Dennis Gakuru is the Fair Trade Officer (FTO) at Valentine Growers; he is the man in charge of the premiums. They have been carrying out successful projects within the company and around the community. “We have a flagship project, that is the construction of Kaspat Dispensary, fully funded by Valentine Fairtrade Group then handed over to the government for doctors and management. It has a pharmacy we constructed, provided computers and we are looking on ways to construct a maternity wing. We budget for the dispensary, not less than Ksh250,000 per year, give sponsorship to schools, support children’s homes, constructs schools around, give desks, chairs, and also providing water connectivity to the community around.

For workers’ project, we give bursary, we sponsor the schooling of their children and even pay university fees for the children who perform exemplary well, we give bursary for workers to further their education, we give loans, buy household items, provide cooking gas at subsidized price to be deducted from their salary. We also have a nursery school for the community and the workers,” Dennis explained.

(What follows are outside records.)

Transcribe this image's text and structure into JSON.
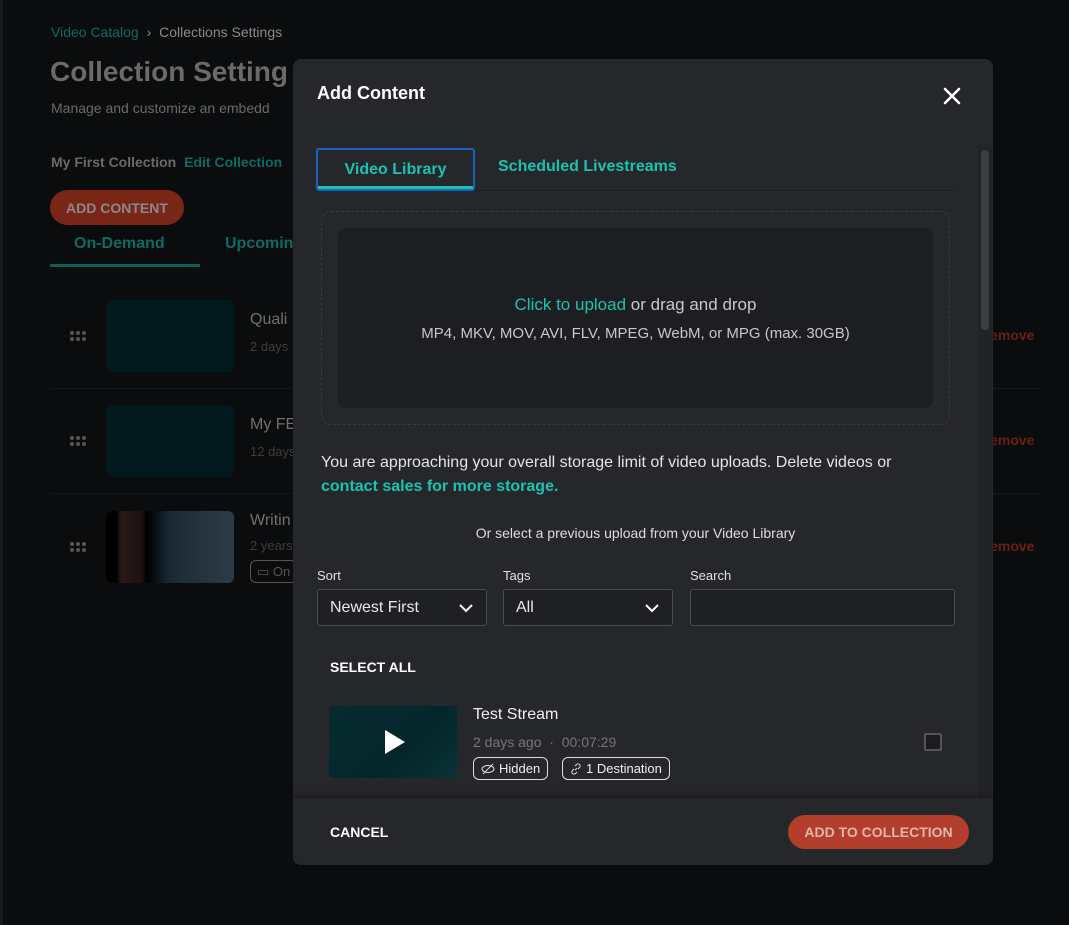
{
  "page": {
    "breadcrumb": {
      "parent": "Video Catalog",
      "separator": "›",
      "current": "Collections Settings"
    },
    "title": "Collection Setting",
    "subtitle": "Manage and customize an embedd",
    "collection_name": "My First Collection",
    "edit_collection": "Edit Collection",
    "add_content": "ADD CONTENT",
    "tabs": [
      {
        "label": "On-Demand",
        "active": true
      },
      {
        "label": "Upcomin"
      }
    ],
    "rows": [
      {
        "title": "Quali",
        "meta": "2 days",
        "action": "Remove"
      },
      {
        "title": "My FE",
        "meta": "12 days",
        "action": "Remove"
      },
      {
        "title": "Writin",
        "meta": "2 years",
        "badge": "On",
        "action": "Remove"
      }
    ]
  },
  "modal": {
    "title": "Add Content",
    "close_icon": "close-icon",
    "tabs": [
      {
        "label": "Video Library",
        "active": true
      },
      {
        "label": "Scheduled Livestreams"
      }
    ],
    "upload": {
      "link": "Click to upload",
      "rest": " or drag and drop",
      "formats": "MP4, MKV, MOV, AVI, FLV, MPEG, WebM, or MPG (max. 30GB)"
    },
    "warning": {
      "text": "You are approaching your overall storage limit of video uploads. Delete videos or ",
      "link": "contact sales for more storage."
    },
    "or_select": "Or select a previous upload from your Video Library",
    "filters": {
      "sort": {
        "label": "Sort",
        "value": "Newest First"
      },
      "tags": {
        "label": "Tags",
        "value": "All"
      },
      "search": {
        "label": "Search",
        "value": "",
        "placeholder": ""
      }
    },
    "select_all": "SELECT ALL",
    "items": [
      {
        "title": "Test Stream",
        "age": "2 days ago",
        "sep": "·",
        "duration": "00:07:29",
        "badges": [
          "Hidden",
          "1 Destination"
        ],
        "checked": false
      }
    ],
    "cancel": "CANCEL",
    "add_to_collection": "ADD TO COLLECTION"
  },
  "colors": {
    "accent": "#19c3b0",
    "danger": "#b23e2b",
    "modal_bg": "#26272b"
  }
}
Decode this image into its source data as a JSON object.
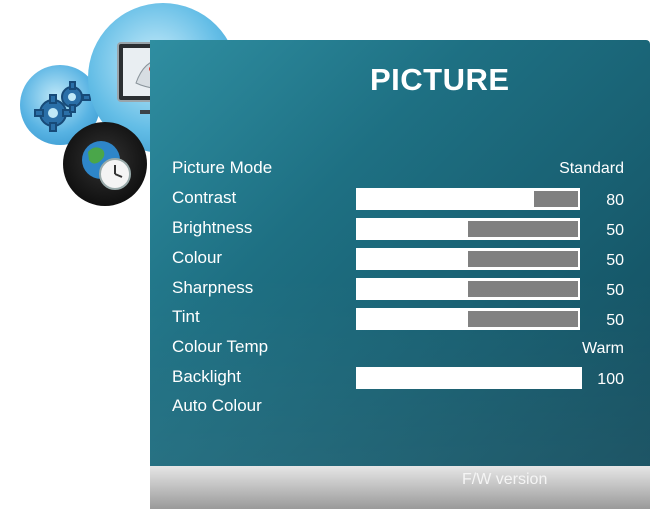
{
  "menu": {
    "title": "PICTURE",
    "footer_text": "F/W version",
    "items": [
      {
        "label": "Picture Mode",
        "value": "Standard"
      },
      {
        "label": "Contrast",
        "value": "80",
        "level": 0.2
      },
      {
        "label": "Brightness",
        "value": "50",
        "level": 0.5
      },
      {
        "label": "Colour",
        "value": "50",
        "level": 0.5
      },
      {
        "label": "Sharpness",
        "value": "50",
        "level": 0.5
      },
      {
        "label": "Tint",
        "value": "50",
        "level": 0.5
      },
      {
        "label": "Colour Temp",
        "value": "Warm"
      },
      {
        "label": "Backlight",
        "value": "100",
        "level": 0.0
      },
      {
        "label": "Auto Colour",
        "value": ""
      }
    ]
  },
  "icons": {
    "settings": "gear-icon",
    "picture": "monitor-icon",
    "time": "globe-clock-icon"
  },
  "colors": {
    "panel": "#1e7083",
    "bar": "#ffffff",
    "bar_fill": "#808080"
  }
}
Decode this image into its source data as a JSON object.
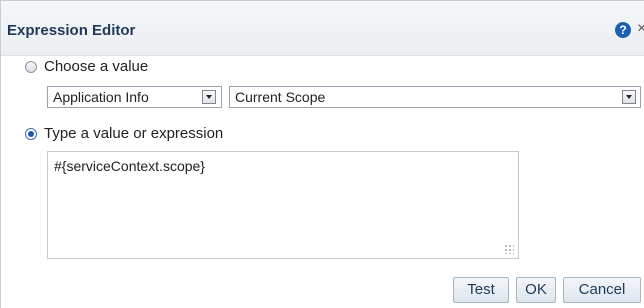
{
  "dialog": {
    "title": "Expression Editor",
    "help_icon": "help-icon",
    "help_glyph": "?",
    "close_icon": "close-icon",
    "close_glyph": "×"
  },
  "choose": {
    "label": "Choose a value",
    "checked": false,
    "category_value": "Application Info",
    "scope_value": "Current Scope"
  },
  "expression": {
    "label": "Type a value or expression",
    "checked": true,
    "value": "#{serviceContext.scope}"
  },
  "buttons": {
    "test": "Test",
    "ok": "OK",
    "cancel": "Cancel"
  },
  "colors": {
    "title": "#1f3a59",
    "help": "#1d5fb0",
    "radio_selected": "#1b56ad"
  }
}
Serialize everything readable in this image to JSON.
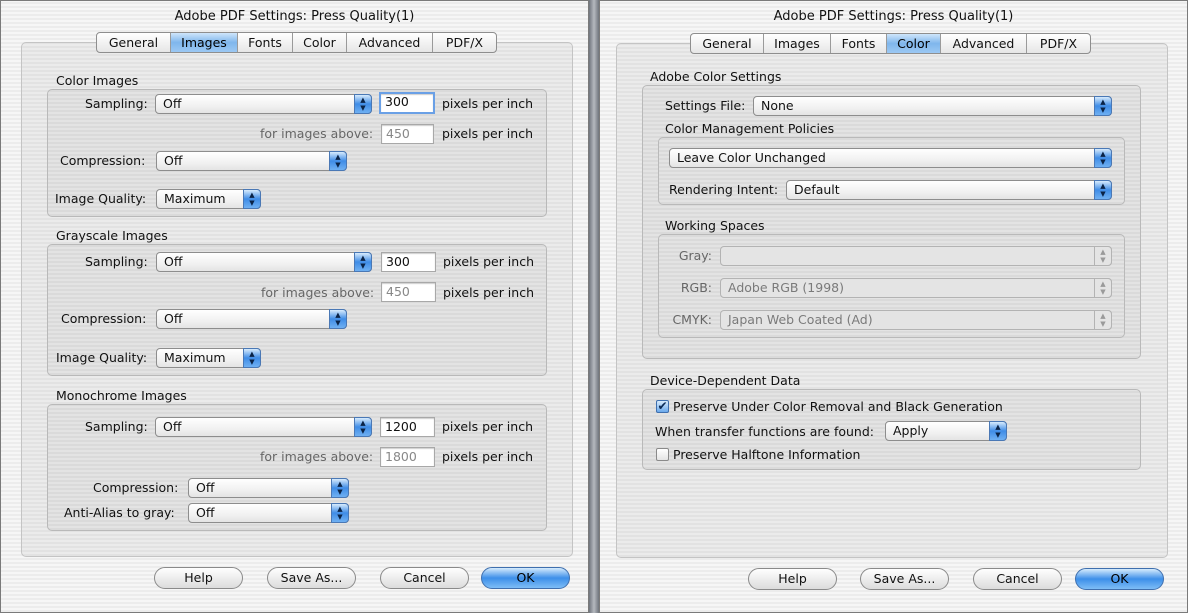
{
  "left": {
    "title": "Adobe PDF Settings: Press Quality(1)",
    "tabs": [
      "General",
      "Images",
      "Fonts",
      "Color",
      "Advanced",
      "PDF/X"
    ],
    "active_tab": "Images",
    "color_images": {
      "heading": "Color Images",
      "sampling_label": "Sampling:",
      "sampling_value": "Off",
      "resolution": "300",
      "unit": "pixels per inch",
      "above_label": "for images above:",
      "above_value": "450",
      "above_unit": "pixels per inch",
      "compression_label": "Compression:",
      "compression_value": "Off",
      "quality_label": "Image Quality:",
      "quality_value": "Maximum"
    },
    "grayscale_images": {
      "heading": "Grayscale Images",
      "sampling_label": "Sampling:",
      "sampling_value": "Off",
      "resolution": "300",
      "unit": "pixels per inch",
      "above_label": "for images above:",
      "above_value": "450",
      "above_unit": "pixels per inch",
      "compression_label": "Compression:",
      "compression_value": "Off",
      "quality_label": "Image Quality:",
      "quality_value": "Maximum"
    },
    "monochrome_images": {
      "heading": "Monochrome Images",
      "sampling_label": "Sampling:",
      "sampling_value": "Off",
      "resolution": "1200",
      "unit": "pixels per inch",
      "above_label": "for images above:",
      "above_value": "1800",
      "above_unit": "pixels per inch",
      "compression_label": "Compression:",
      "compression_value": "Off",
      "antialias_label": "Anti-Alias to gray:",
      "antialias_value": "Off"
    },
    "buttons": {
      "help": "Help",
      "save_as": "Save As...",
      "cancel": "Cancel",
      "ok": "OK"
    }
  },
  "right": {
    "title": "Adobe PDF Settings: Press Quality(1)",
    "tabs": [
      "General",
      "Images",
      "Fonts",
      "Color",
      "Advanced",
      "PDF/X"
    ],
    "active_tab": "Color",
    "adobe_color_settings": {
      "heading": "Adobe Color Settings",
      "settings_file_label": "Settings File:",
      "settings_file_value": "None",
      "policies_heading": "Color Management Policies",
      "policy_value": "Leave Color Unchanged",
      "rendering_label": "Rendering Intent:",
      "rendering_value": "Default",
      "working_spaces_heading": "Working Spaces",
      "gray_label": "Gray:",
      "gray_value": "",
      "rgb_label": "RGB:",
      "rgb_value": "Adobe RGB (1998)",
      "cmyk_label": "CMYK:",
      "cmyk_value": "Japan Web Coated (Ad)"
    },
    "device_dependent": {
      "heading": "Device-Dependent Data",
      "preserve_ucr_label": "Preserve Under Color Removal and Black Generation",
      "preserve_ucr_checked": true,
      "transfer_label": "When transfer functions are found:",
      "transfer_value": "Apply",
      "halftone_label": "Preserve Halftone Information",
      "halftone_checked": false
    },
    "buttons": {
      "help": "Help",
      "save_as": "Save As...",
      "cancel": "Cancel",
      "ok": "OK"
    }
  }
}
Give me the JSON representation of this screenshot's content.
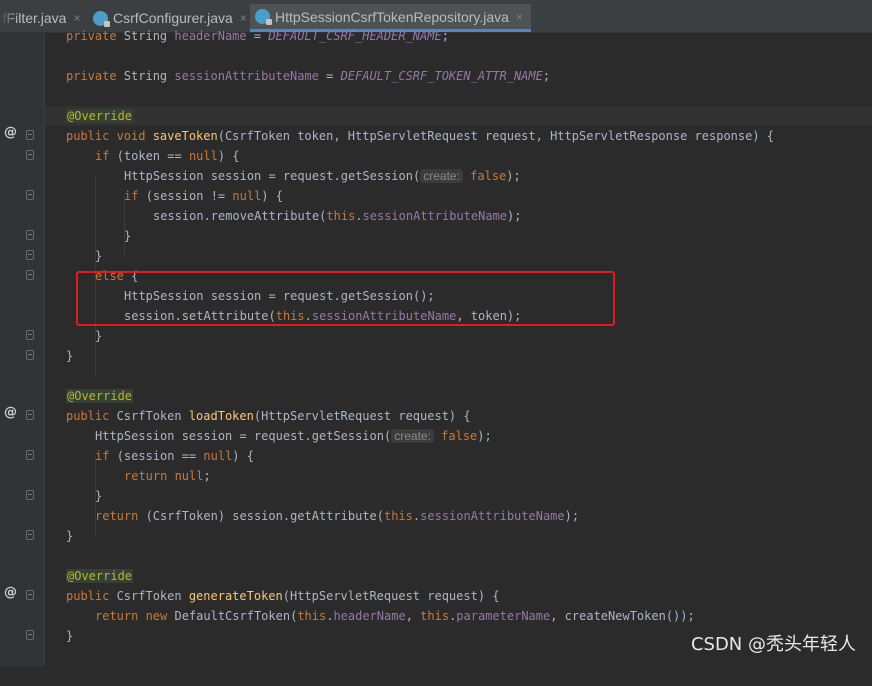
{
  "tabs": [
    {
      "label": "rfFilter.java"
    },
    {
      "label": "CsrfConfigurer.java"
    },
    {
      "label": "HttpSessionCsrfTokenRepository.java"
    }
  ],
  "tab_close_glyph": "×",
  "gutter": {
    "override_marker": "@"
  },
  "code": {
    "l1": {
      "a": "private ",
      "b": "String ",
      "c": "headerName",
      "d": " = ",
      "e": "DEFAULT_CSRF_HEADER_NAME",
      "f": ";"
    },
    "l3": {
      "a": "private ",
      "b": "String ",
      "c": "sessionAttributeName",
      "d": " = ",
      "e": "DEFAULT_CSRF_TOKEN_ATTR_NAME",
      "f": ";"
    },
    "l5": {
      "a": "@Override"
    },
    "l6": {
      "a": "public ",
      "b": "void ",
      "c": "saveToken",
      "d": "(CsrfToken token, HttpServletRequest request, HttpServletResponse response) {"
    },
    "l7": {
      "a": "if ",
      "b": "(token == ",
      "c": "null",
      "d": ") {"
    },
    "l8": {
      "a": "HttpSession session = request.getSession(",
      "hint": "create:",
      "b": "false",
      "c": ");"
    },
    "l9": {
      "a": "if ",
      "b": "(session != ",
      "c": "null",
      "d": ") {"
    },
    "l10": {
      "a": "session.removeAttribute(",
      "b": "this",
      "c": ".",
      "d": "sessionAttributeName",
      "e": ");"
    },
    "l11": {
      "a": "}"
    },
    "l12": {
      "a": "}"
    },
    "l13": {
      "a": "else ",
      "b": "{"
    },
    "l14": {
      "a": "HttpSession session = request.getSession();"
    },
    "l15": {
      "a": "session.setAttribute(",
      "b": "this",
      "c": ".",
      "d": "sessionAttributeName",
      "e": ", token);"
    },
    "l16": {
      "a": "}"
    },
    "l17": {
      "a": "}"
    },
    "l19": {
      "a": "@Override"
    },
    "l20": {
      "a": "public ",
      "b": "CsrfToken ",
      "c": "loadToken",
      "d": "(HttpServletRequest request) {"
    },
    "l21": {
      "a": "HttpSession session = request.getSession(",
      "hint": "create:",
      "b": "false",
      "c": ");"
    },
    "l22": {
      "a": "if ",
      "b": "(session == ",
      "c": "null",
      "d": ") {"
    },
    "l23": {
      "a": "return ",
      "b": "null",
      "c": ";"
    },
    "l24": {
      "a": "}"
    },
    "l25": {
      "a": "return ",
      "b": "(CsrfToken) session.getAttribute(",
      "c": "this",
      "d": ".",
      "e": "sessionAttributeName",
      "f": ");"
    },
    "l26": {
      "a": "}"
    },
    "l28": {
      "a": "@Override"
    },
    "l29": {
      "a": "public ",
      "b": "CsrfToken ",
      "c": "generateToken",
      "d": "(HttpServletRequest request) {"
    },
    "l30": {
      "a": "return ",
      "b": "new ",
      "c": "DefaultCsrfToken(",
      "d": "this",
      "e": ".",
      "f": "headerName",
      "g": ", ",
      "h": "this",
      "i": ".",
      "j": "parameterName",
      "k": ", createNewToken());"
    },
    "l31": {
      "a": "}"
    }
  },
  "watermark": "CSDN @秃头年轻人",
  "colors": {
    "keyword": "#cc7832",
    "field": "#9876aa",
    "method": "#ffc66d",
    "annotation": "#bbb529",
    "text": "#a9b7c6",
    "highlight_box": "#e01c1c",
    "background": "#2b2b2b"
  }
}
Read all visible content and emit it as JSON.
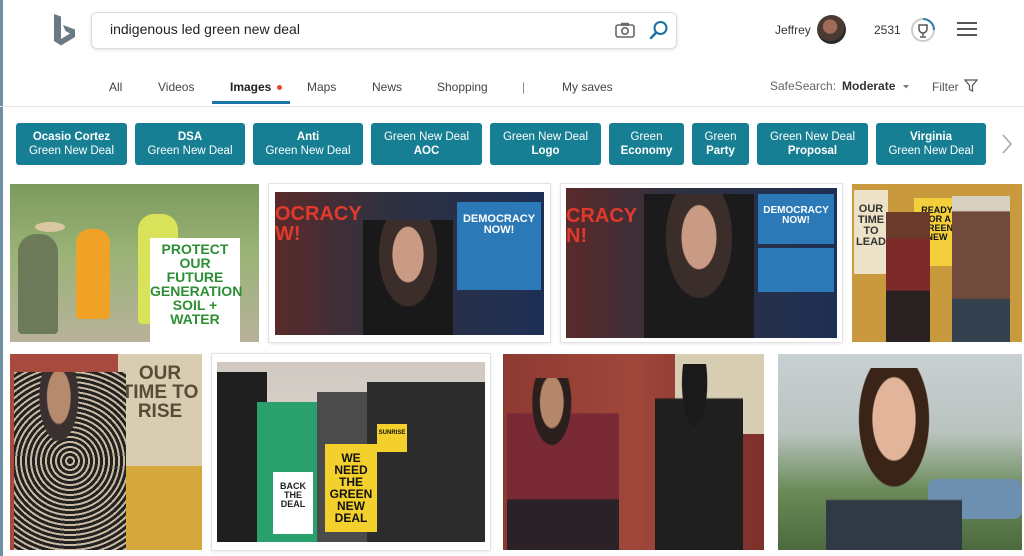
{
  "header": {
    "search_query": "indigenous led green new deal",
    "user_name": "Jeffrey",
    "reward_points": "2531"
  },
  "nav": {
    "tabs": [
      "All",
      "Videos",
      "Images",
      "Maps",
      "News",
      "Shopping",
      "|",
      "My saves"
    ],
    "active": "Images",
    "safesearch_label": "SafeSearch:",
    "safesearch_value": "Moderate",
    "filter_label": "Filter"
  },
  "chips": [
    {
      "line1": "Ocasio Cortez",
      "line2": "Green New Deal"
    },
    {
      "line1": "DSA",
      "line2": "Green New Deal"
    },
    {
      "line1": "Anti",
      "line2": "Green New Deal"
    },
    {
      "line1": "Green New Deal",
      "line2": "AOC"
    },
    {
      "line1": "Green New Deal",
      "line2": "Logo"
    },
    {
      "line1": "Green",
      "line2": "Economy"
    },
    {
      "line1": "Green",
      "line2": "Party"
    },
    {
      "line1": "Green New Deal",
      "line2": "Proposal"
    },
    {
      "line1": "Virginia",
      "line2": "Green New Deal"
    }
  ],
  "image_text": {
    "protest_sign": "PROTECT OUR FUTURE GENERATION SOIL + WATER",
    "dn_banner": "DEMOCRACY NOW!",
    "dn_left": "OCRACY W!",
    "dn_left2": "CRACY N!",
    "time_to_rise_1": "OUR TIME TO LEAD",
    "ready_sign": "READY FOR A GREEN NEW",
    "time_to_rise_2": "OUR TIME TO RISE",
    "back_the_deal": "BACK THE DEAL",
    "we_need_sign": "WE NEED THE GREEN NEW DEAL",
    "sunrise": "SUNRISE"
  },
  "colors": {
    "chip_bg": "#177f93",
    "active_underline": "#1a73a8",
    "notification_dot": "#e04a2f"
  }
}
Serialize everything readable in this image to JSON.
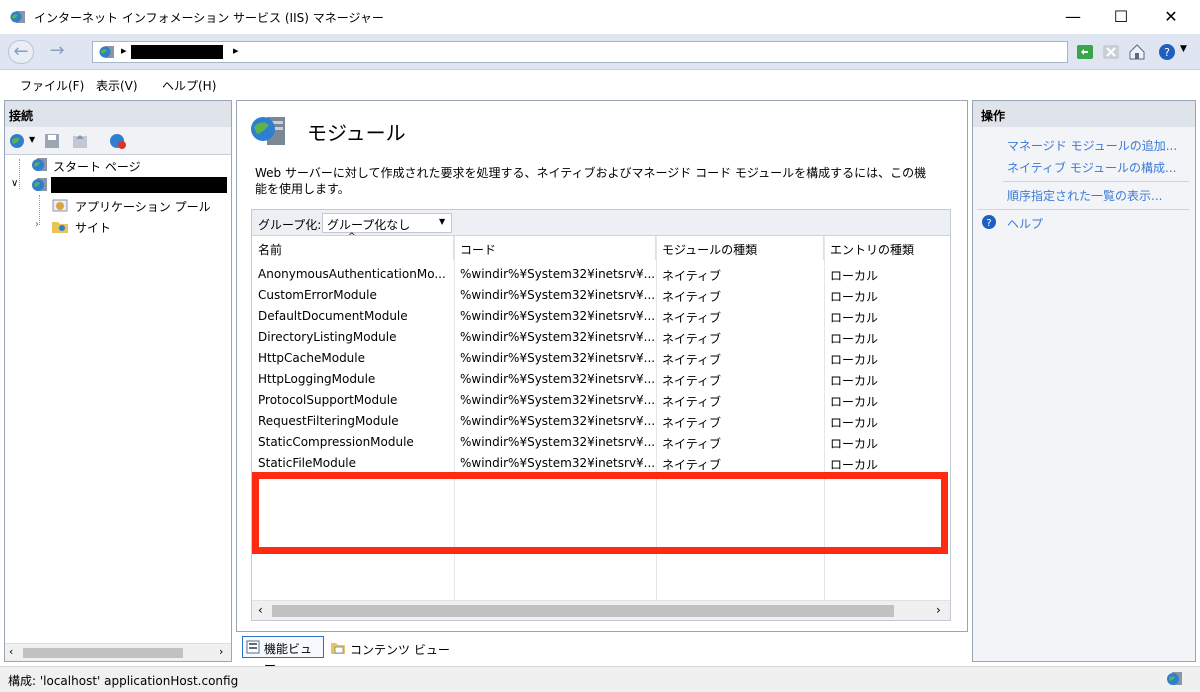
{
  "window": {
    "title": "インターネット インフォメーション サービス (IIS) マネージャー",
    "minimize": "—",
    "maximize": "☐",
    "close": "✕"
  },
  "address": {
    "segments": [
      "▸",
      "▸"
    ]
  },
  "menu": {
    "file": "ファイル(F)",
    "view": "表示(V)",
    "help": "ヘルプ(H)"
  },
  "connections": {
    "header": "接続",
    "tree": {
      "start_page": "スタート ページ",
      "app_pools": "アプリケーション プール",
      "sites": "サイト"
    }
  },
  "main": {
    "title": "モジュール",
    "description": "Web サーバーに対して作成された要求を処理する、ネイティブおよびマネージド コード モジュールを構成するには、この機能を使用します。",
    "group_label": "グループ化:",
    "group_value": "グループ化なし",
    "columns": [
      "名前",
      "コード",
      "モジュールの種類",
      "エントリの種類"
    ],
    "rows": [
      [
        "AnonymousAuthenticationMo...",
        "%windir%¥System32¥inetsrv¥...",
        "ネイティブ",
        "ローカル"
      ],
      [
        "CustomErrorModule",
        "%windir%¥System32¥inetsrv¥...",
        "ネイティブ",
        "ローカル"
      ],
      [
        "DefaultDocumentModule",
        "%windir%¥System32¥inetsrv¥...",
        "ネイティブ",
        "ローカル"
      ],
      [
        "DirectoryListingModule",
        "%windir%¥System32¥inetsrv¥...",
        "ネイティブ",
        "ローカル"
      ],
      [
        "HttpCacheModule",
        "%windir%¥System32¥inetsrv¥...",
        "ネイティブ",
        "ローカル"
      ],
      [
        "HttpLoggingModule",
        "%windir%¥System32¥inetsrv¥...",
        "ネイティブ",
        "ローカル"
      ],
      [
        "ProtocolSupportModule",
        "%windir%¥System32¥inetsrv¥...",
        "ネイティブ",
        "ローカル"
      ],
      [
        "RequestFilteringModule",
        "%windir%¥System32¥inetsrv¥...",
        "ネイティブ",
        "ローカル"
      ],
      [
        "StaticCompressionModule",
        "%windir%¥System32¥inetsrv¥...",
        "ネイティブ",
        "ローカル"
      ],
      [
        "StaticFileModule",
        "%windir%¥System32¥inetsrv¥...",
        "ネイティブ",
        "ローカル"
      ]
    ],
    "highlight_color": "#ff2a12"
  },
  "bottom_tabs": {
    "features": "機能ビュー",
    "content": "コンテンツ ビュー"
  },
  "actions": {
    "header": "操作",
    "add_managed": "マネージド モジュールの追加...",
    "config_native": "ネイティブ モジュールの構成...",
    "ordered_list": "順序指定された一覧の表示...",
    "help": "ヘルプ"
  },
  "status": {
    "text": "構成: 'localhost' applicationHost.config"
  }
}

The FTO is in charge of a committee which co-ordinates the implementation of the activities, and consists of a human resource person, an internal auditor and representatives of workers from every department. “It’s my job to make sure everything is done according to the Fairtrade Standards; everything should comply with the rules and regulations set. I make sure that the premium is put to good use and there is no misuse of the funds. When you are leading a team, and you hear them talking about the positive impact in their lives, you feel proud of yourself and you are proud of Fairtrade,” he said.

“Socially, we can give ourselves 98 percent, because we try to make the working environment conducive and comfortable. We have a CBA that guides the management and the workers. To gauge if everything is well, we do annual turnover and at the end of the day we find only 2 or 3 employees leaving, a clear indication that they are happy and comfortable to work for the company. We have things like company clinic that is fully equipped to cater for the whole workforce together with their next of kin and their families that are living within; because we provide houses within the farm. We have a crèche where mothers from maternity need not to hustle where to take their young ones, but they can leave them with a caregiver and they are given time for breastfeeding. When they do work overtime we pay them accordingly, “says Joan Mutisya the head of Human Resource Department.

Fairtrade is a win -win for both the workers and the company. “From the marketing perspective, Fairtrade opens opportunities which would be otherwise not possible to access. It helps us promote our products better, because the market is already there, “Jorum Kanyua says.